当然,作为狄家子弟,他也是个行动派,所以到了第二日一早,狄鹰扬就再次登门拜访孙途,而这一回,他更是很快就见到了一脸悠闲的自家妹夫。
“三郎,你可真做了好大事啊,如今城里都传开了,都在说你好大的杀性,一去军营就把个严子良给斩杀了呢。”一见了孙途的面,狄鹰扬便是一副自来熟的样子,夸张地说了一句后,又垮下脸去:“只是这么一来,你可把我给害惨了。”
“九哥何出此言?”孙途有些摸不着头脑地看着他,真有些摸不透他突然造访的用意。
“额,就在昨日,我已从天武军调到了虎贲军,也就说从今以后,你就是我的顶头上司了。”狄鹰扬很直接就道出了真相,唯一隐瞒的就是这非他本意,而是二哥做的决定。
可即便如此,也让孙途吃了一惊:“九哥你这是何必?天武军可是上四军,要比我虎贲军强出太多了,这也太委屈你了吧?”
“咱们都是自家兄弟,说什么委屈不委屈的?何况我之前不是说过吗,你进了禁军我总是要帮你的。这不光是帮你,还是为了小妹嘛。”狄鹰扬一脸义气深重的样子,让人完全看不出他昨日还为此大为苦恼,都不知叹了多少回气。
即便是孙途,这时都有些感动了:“九哥能如此为我,孙途必铭记在心!可现在军中情况你也知道……”
“正因如此,你才更需要我。我狄九别的本事或许不怎么样,但论和那些衙内公子交涉,还是有些门道的。三郎你应该也在为难,不知该如何把人给拢到身边,听从调遣吧,这事交给我!”狄鹰扬一副大包大揽的样子,拍着自己的胸脯道:“你给我几日时间,总是能叫他们乖乖回营,然后我们再论其他。”

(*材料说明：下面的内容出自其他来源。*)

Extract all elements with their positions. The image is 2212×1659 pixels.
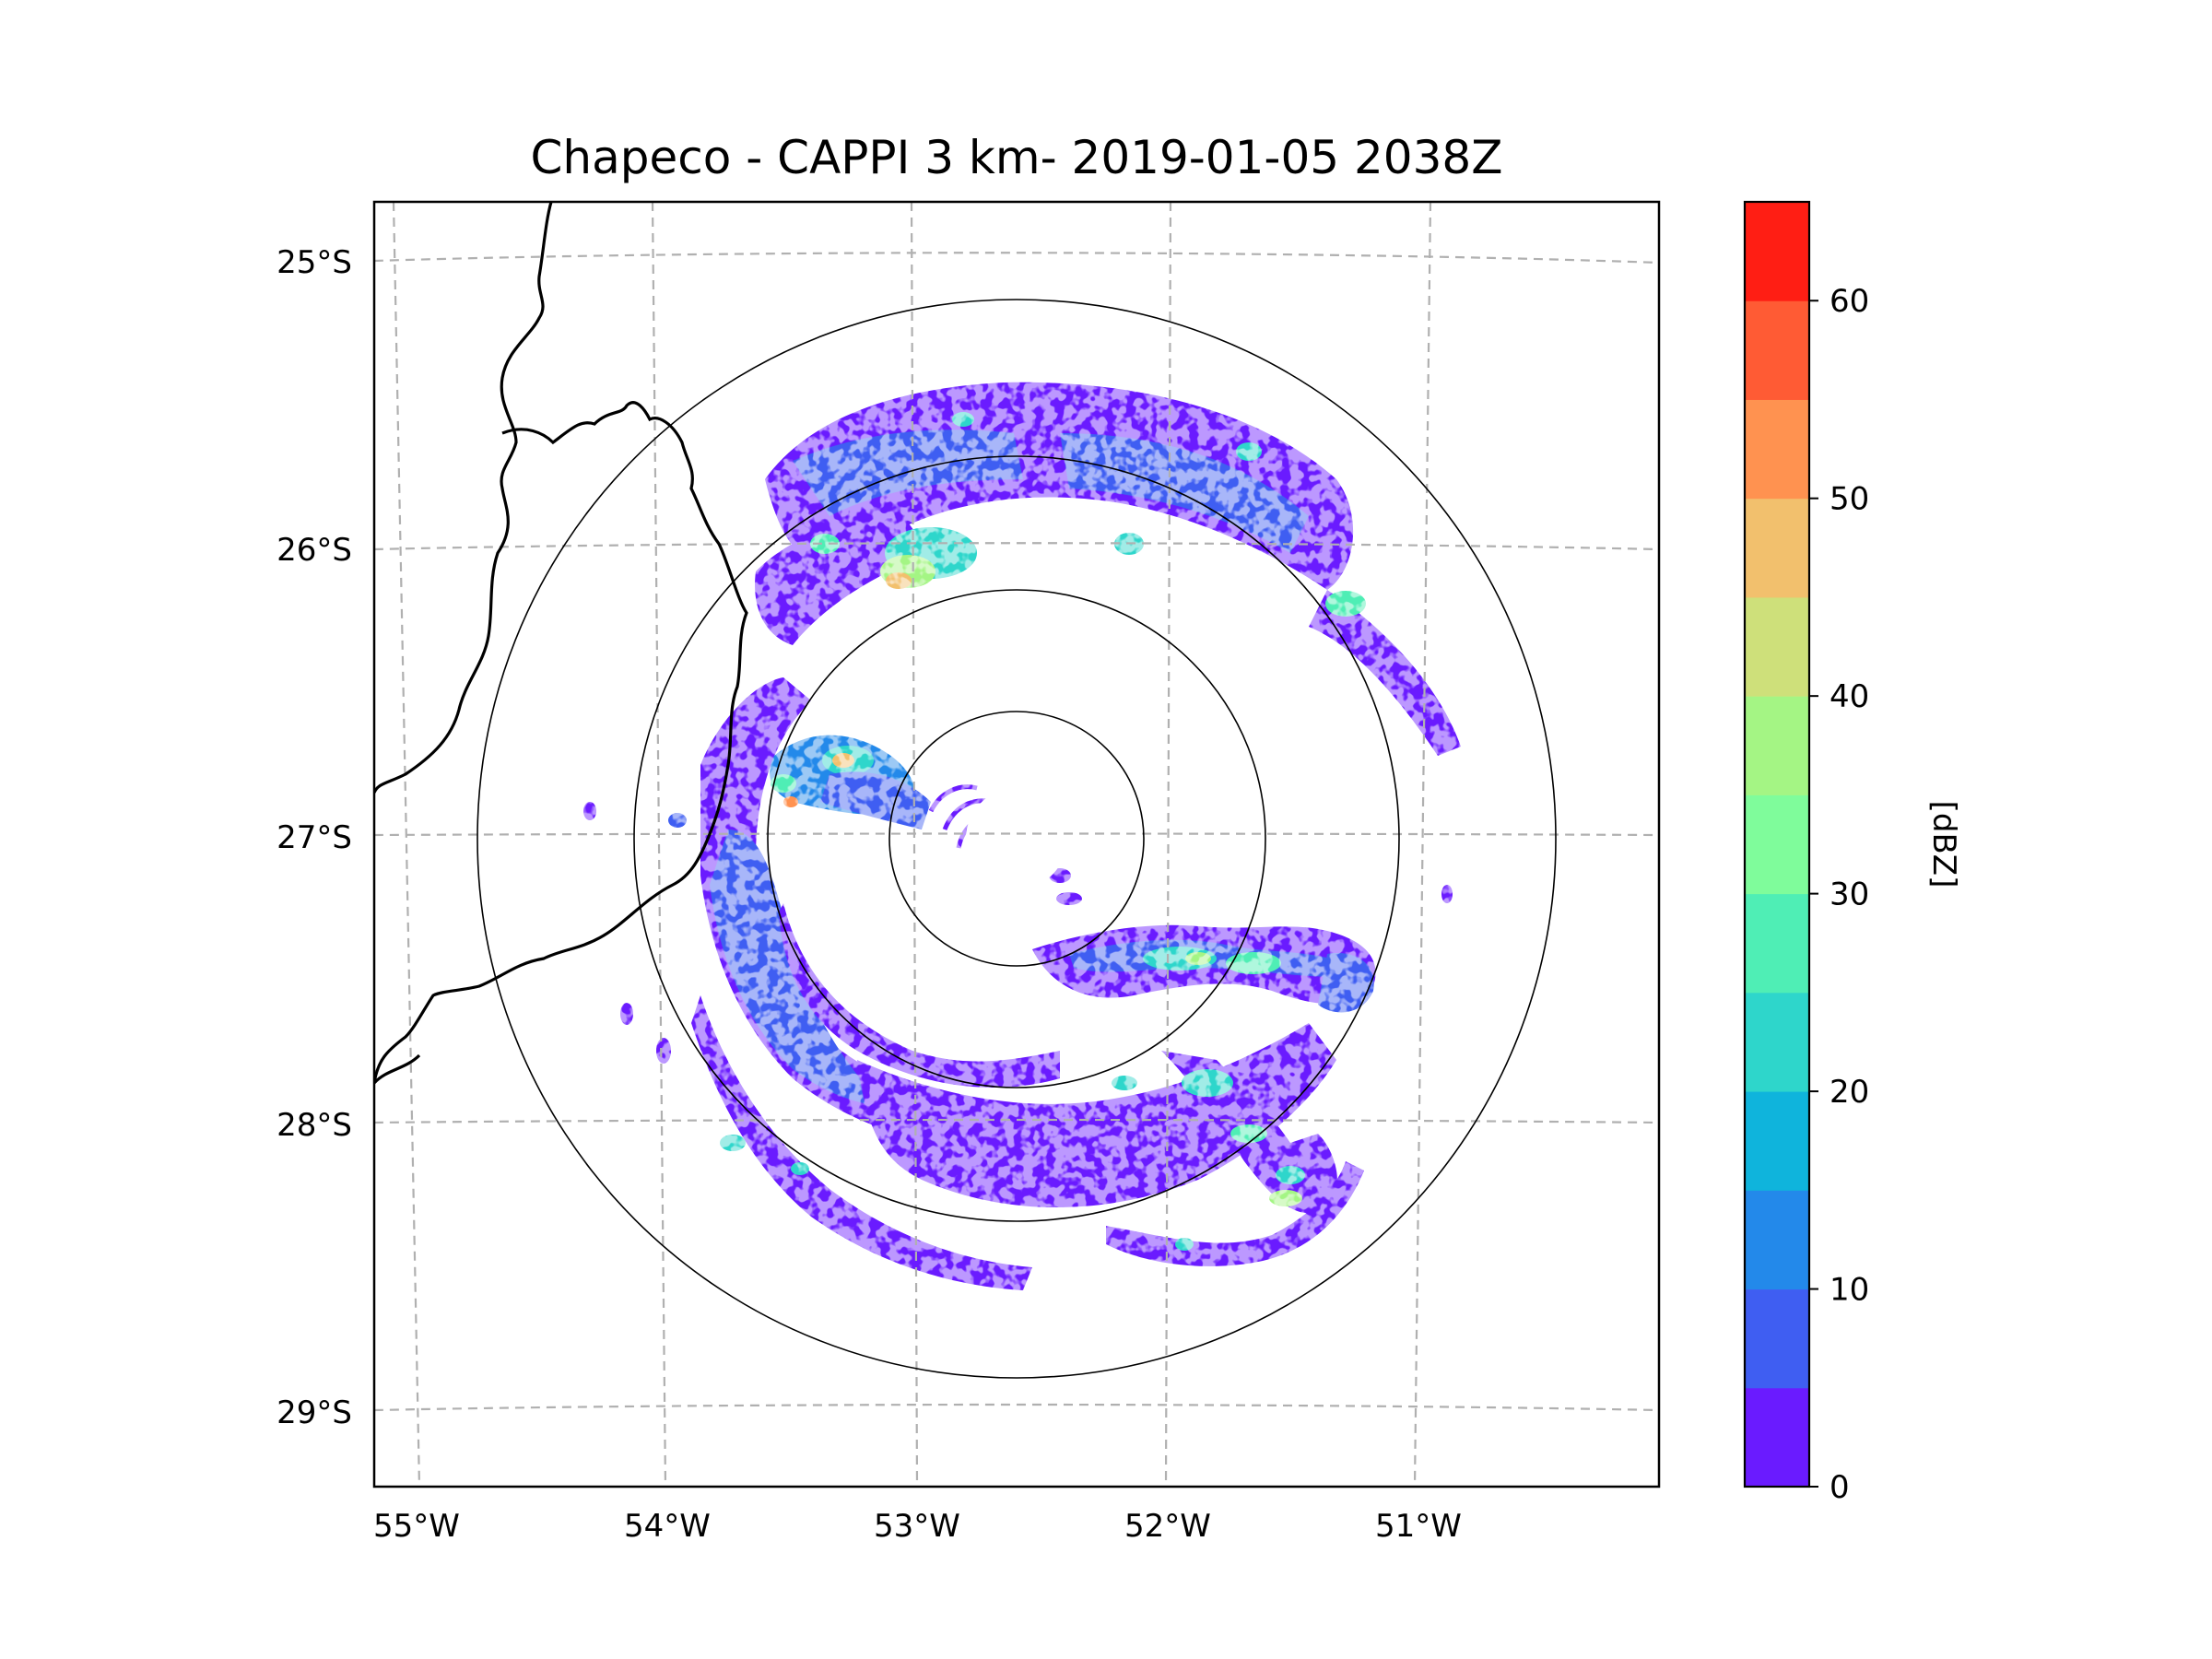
gridline bbox=[374, 1403, 1659, 1412]
lon-label-52w: 52°W bbox=[1124, 1508, 1211, 1545]
colorbar-bin bbox=[1745, 596, 1809, 697]
colorbar-bin bbox=[1745, 794, 1809, 895]
coastline bbox=[374, 202, 748, 1085]
colorbar-bin bbox=[1745, 202, 1809, 301]
colorbar: 0 10 20 30 40 50 60 [dBZ] bbox=[1743, 200, 1962, 1506]
range-ring-2 bbox=[767, 589, 1266, 1088]
gridline bbox=[392, 202, 421, 1487]
colorbar-label: [dBZ] bbox=[1925, 801, 1962, 888]
border-west bbox=[374, 202, 553, 794]
colorbar-tick-label: 10 bbox=[1830, 1272, 1869, 1309]
colorbar-bin bbox=[1745, 992, 1809, 1092]
gridline bbox=[1413, 202, 1432, 1487]
lon-label-54w: 54°W bbox=[624, 1508, 711, 1545]
colorbar-bin bbox=[1745, 893, 1809, 994]
range-rings bbox=[477, 299, 1557, 1379]
colorbar-tick-label: 60 bbox=[1830, 283, 1869, 320]
gridline bbox=[374, 832, 1659, 837]
colorbar-bin bbox=[1745, 1190, 1809, 1290]
lon-labels: 55°W 54°W 53°W 52°W 51°W bbox=[373, 1508, 1462, 1545]
radar-center-blank bbox=[966, 788, 1067, 889]
lon-label-51w: 51°W bbox=[1375, 1508, 1462, 1545]
colorbar-tick-label: 30 bbox=[1830, 877, 1869, 913]
lat-label-26s: 26°S bbox=[276, 532, 352, 569]
lat-label-27s: 27°S bbox=[276, 819, 352, 856]
gridline bbox=[374, 1118, 1659, 1124]
lon-label-55w: 55°W bbox=[373, 1508, 460, 1545]
gridline bbox=[651, 202, 667, 1487]
range-ring-3 bbox=[633, 455, 1400, 1222]
gridline bbox=[374, 542, 1659, 551]
gridline bbox=[374, 252, 1659, 265]
map-area bbox=[374, 202, 1659, 1487]
chart-title: Chapeco - CAPPI 3 km- 2019-01-05 2038Z bbox=[531, 131, 1503, 184]
colorbar-tick-label: 40 bbox=[1830, 678, 1869, 715]
colorbar-bin bbox=[1745, 1091, 1809, 1191]
range-ring-1 bbox=[888, 711, 1145, 967]
border-south bbox=[374, 1053, 421, 1085]
gridline bbox=[910, 202, 919, 1487]
colorbar-bin bbox=[1745, 399, 1809, 500]
colorbar-tick-label: 20 bbox=[1830, 1074, 1869, 1111]
lat-label-29s: 29°S bbox=[276, 1394, 352, 1431]
lat-label-28s: 28°S bbox=[276, 1107, 352, 1144]
colorbar-tick-label: 0 bbox=[1830, 1469, 1850, 1506]
map-frame bbox=[372, 200, 1661, 1488]
gridlines bbox=[374, 202, 1659, 1487]
colorbar-bin bbox=[1745, 696, 1809, 795]
colorbar-bin bbox=[1745, 1387, 1809, 1488]
lon-label-53w: 53°W bbox=[874, 1508, 960, 1545]
colorbar-bin bbox=[1745, 1288, 1809, 1389]
colorbar-bin bbox=[1745, 300, 1809, 400]
range-ring-4 bbox=[477, 299, 1557, 1379]
colorbar-frame bbox=[1743, 200, 1811, 1488]
gridline bbox=[1164, 202, 1172, 1487]
colorbar-ticks: 0 10 20 30 40 50 60 bbox=[1809, 283, 1869, 1506]
colorbar-tick-label: 50 bbox=[1830, 481, 1869, 518]
lat-label-25s: 25°S bbox=[276, 244, 352, 281]
border-state bbox=[374, 401, 748, 1084]
colorbar-bins bbox=[1745, 202, 1809, 1488]
lat-labels: 25°S 26°S 27°S 28°S 29°S bbox=[276, 244, 352, 1431]
colorbar-bin bbox=[1745, 498, 1809, 598]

这一点上他还真就解了孙途的燃眉之急了。事实上,在昨日回来后,他便想到了只凭这一杀,以及樊明怕是很难真让那些各有背景,不怕军纪的衙内们就范的。毕竟这些年他们都是如此过来的,连高俅等人都拿他们没有法子,自己一个初来乍到,几乎没有什么实权在手的新官又怎么可能真震得住他们呢?
可现在,话都放出去了,他也只能硬撑了。要是三日后他们真不肯从令,说不得只能再闹上一场,杀几只鸡给猴子们看了。反正以他现在的功劳名头,倒也不怕得罪了人。

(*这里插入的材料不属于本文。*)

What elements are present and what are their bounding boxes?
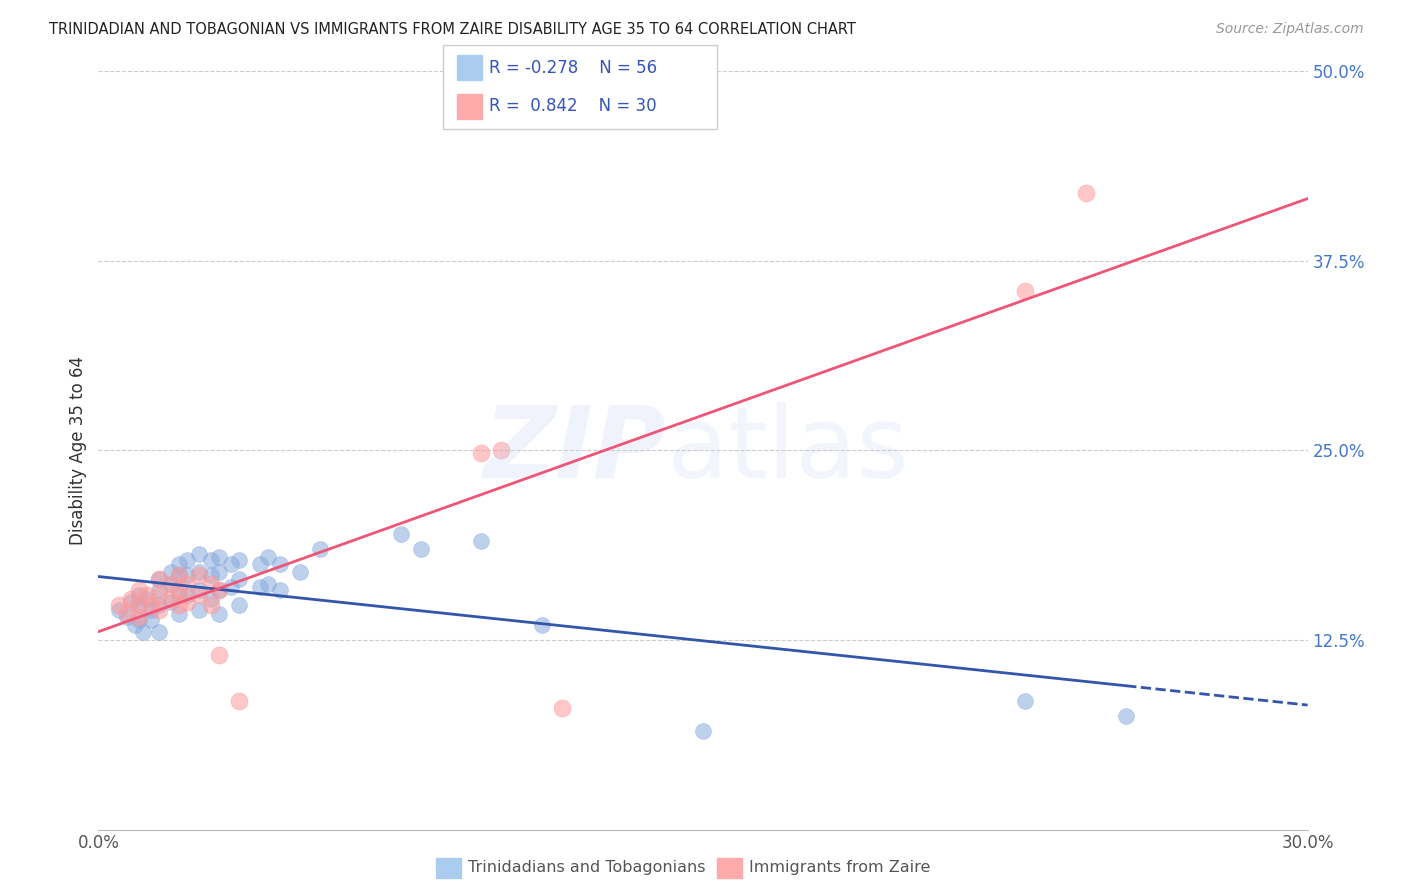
Point bbox=[256, 577, 278, 591]
Point bbox=[470, 534, 492, 549]
Point bbox=[1115, 708, 1137, 723]
Point bbox=[692, 724, 714, 739]
Point bbox=[128, 610, 150, 624]
Point bbox=[208, 582, 231, 597]
Point bbox=[188, 567, 211, 582]
Point bbox=[200, 577, 222, 591]
Point bbox=[470, 446, 492, 460]
Point bbox=[228, 573, 250, 587]
Text: Immigrants from Zaire: Immigrants from Zaire bbox=[749, 861, 931, 875]
Point bbox=[148, 598, 170, 612]
Point bbox=[1014, 694, 1036, 708]
Point bbox=[176, 595, 198, 609]
Point bbox=[208, 582, 231, 597]
Point bbox=[120, 592, 142, 607]
Point bbox=[160, 577, 183, 591]
Point bbox=[176, 577, 198, 591]
Point bbox=[188, 588, 211, 602]
Text: R =  0.842    N = 30: R = 0.842 N = 30 bbox=[489, 97, 657, 115]
Point bbox=[200, 552, 222, 566]
Point bbox=[1014, 285, 1036, 299]
Point bbox=[148, 582, 170, 597]
Point bbox=[309, 542, 332, 557]
Point bbox=[160, 565, 183, 579]
Point bbox=[128, 588, 150, 602]
Point bbox=[167, 598, 190, 612]
Point bbox=[115, 606, 138, 620]
Point bbox=[124, 617, 146, 632]
Text: Source: ZipAtlas.com: Source: ZipAtlas.com bbox=[1216, 22, 1364, 37]
Point bbox=[200, 567, 222, 582]
Point bbox=[176, 552, 198, 566]
Point bbox=[148, 573, 170, 587]
Point bbox=[188, 547, 211, 561]
Point bbox=[389, 526, 412, 541]
Text: TRINIDADIAN AND TOBAGONIAN VS IMMIGRANTS FROM ZAIRE DISABILITY AGE 35 TO 64 CORR: TRINIDADIAN AND TOBAGONIAN VS IMMIGRANTS… bbox=[49, 22, 856, 37]
Point bbox=[409, 542, 432, 557]
Point bbox=[167, 557, 190, 572]
Point bbox=[221, 580, 243, 594]
Y-axis label: Disability Age 35 to 64: Disability Age 35 to 64 bbox=[69, 356, 87, 545]
Point bbox=[148, 603, 170, 617]
Point bbox=[551, 701, 574, 715]
Point bbox=[160, 592, 183, 607]
Point bbox=[160, 595, 183, 609]
Point bbox=[107, 603, 129, 617]
Point bbox=[132, 625, 155, 640]
Point bbox=[167, 567, 190, 582]
Point bbox=[139, 603, 162, 617]
Point bbox=[139, 613, 162, 627]
Point bbox=[148, 625, 170, 640]
Point bbox=[188, 565, 211, 579]
Point bbox=[249, 580, 271, 594]
Point bbox=[148, 588, 170, 602]
Point bbox=[208, 549, 231, 564]
Point bbox=[200, 598, 222, 612]
Text: Trinidadians and Tobagonians: Trinidadians and Tobagonians bbox=[468, 861, 706, 875]
Point bbox=[249, 557, 271, 572]
Point bbox=[256, 549, 278, 564]
Point bbox=[269, 582, 291, 597]
Point bbox=[208, 648, 231, 662]
Point bbox=[135, 592, 157, 607]
Point bbox=[160, 577, 183, 591]
Text: atlas: atlas bbox=[666, 402, 908, 499]
Point bbox=[208, 607, 231, 622]
Point bbox=[530, 617, 553, 632]
Point bbox=[188, 582, 211, 597]
Point bbox=[167, 588, 190, 602]
Point bbox=[491, 443, 513, 458]
Point bbox=[148, 573, 170, 587]
Point bbox=[135, 588, 157, 602]
Point bbox=[120, 595, 142, 609]
Point bbox=[228, 598, 250, 612]
Point bbox=[128, 598, 150, 612]
Point bbox=[188, 603, 211, 617]
Point bbox=[128, 582, 150, 597]
Text: ZIP: ZIP bbox=[484, 402, 666, 499]
Point bbox=[288, 565, 311, 579]
Point bbox=[1074, 186, 1097, 200]
Point bbox=[228, 552, 250, 566]
Text: R = -0.278    N = 56: R = -0.278 N = 56 bbox=[489, 59, 658, 77]
Point bbox=[128, 613, 150, 627]
Point bbox=[176, 588, 198, 602]
Point bbox=[107, 598, 129, 612]
Point bbox=[269, 557, 291, 572]
Point bbox=[208, 565, 231, 579]
Point bbox=[167, 567, 190, 582]
Point bbox=[115, 610, 138, 624]
Point bbox=[167, 607, 190, 622]
Point bbox=[200, 592, 222, 607]
Point bbox=[128, 598, 150, 612]
Point bbox=[139, 598, 162, 612]
Point bbox=[167, 582, 190, 597]
Point bbox=[176, 567, 198, 582]
Point bbox=[228, 694, 250, 708]
Point bbox=[221, 557, 243, 572]
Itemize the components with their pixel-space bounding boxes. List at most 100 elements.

不过狄鹰扬这么一来一说,事情显然就有了转机。孙途已经了解这位舅哥是个交游广阔,朋友遍城之人,想必与同样出身的那些衙内也有的是共同语言。所以由他出面,自然就比用强要好太多了。
当下里,孙途立刻正色抱拳:“要是九哥你真能说服他们回军营,便是大功一件,我定会在事后向朝廷如实禀奏。”
“哈哈,先不提这个,等以后事成再说。”狄鹰扬大气地一摆手,依旧是一副只论付出,不求回报的模样。这也正是他多年来在汴京小有名声,被许多衙内公子们视作至交朋友的关键所在了。
孙途点头,也没在此事上多作纠缠,毕竟说再多也不如付诸行动:“如此,就有劳二哥了。”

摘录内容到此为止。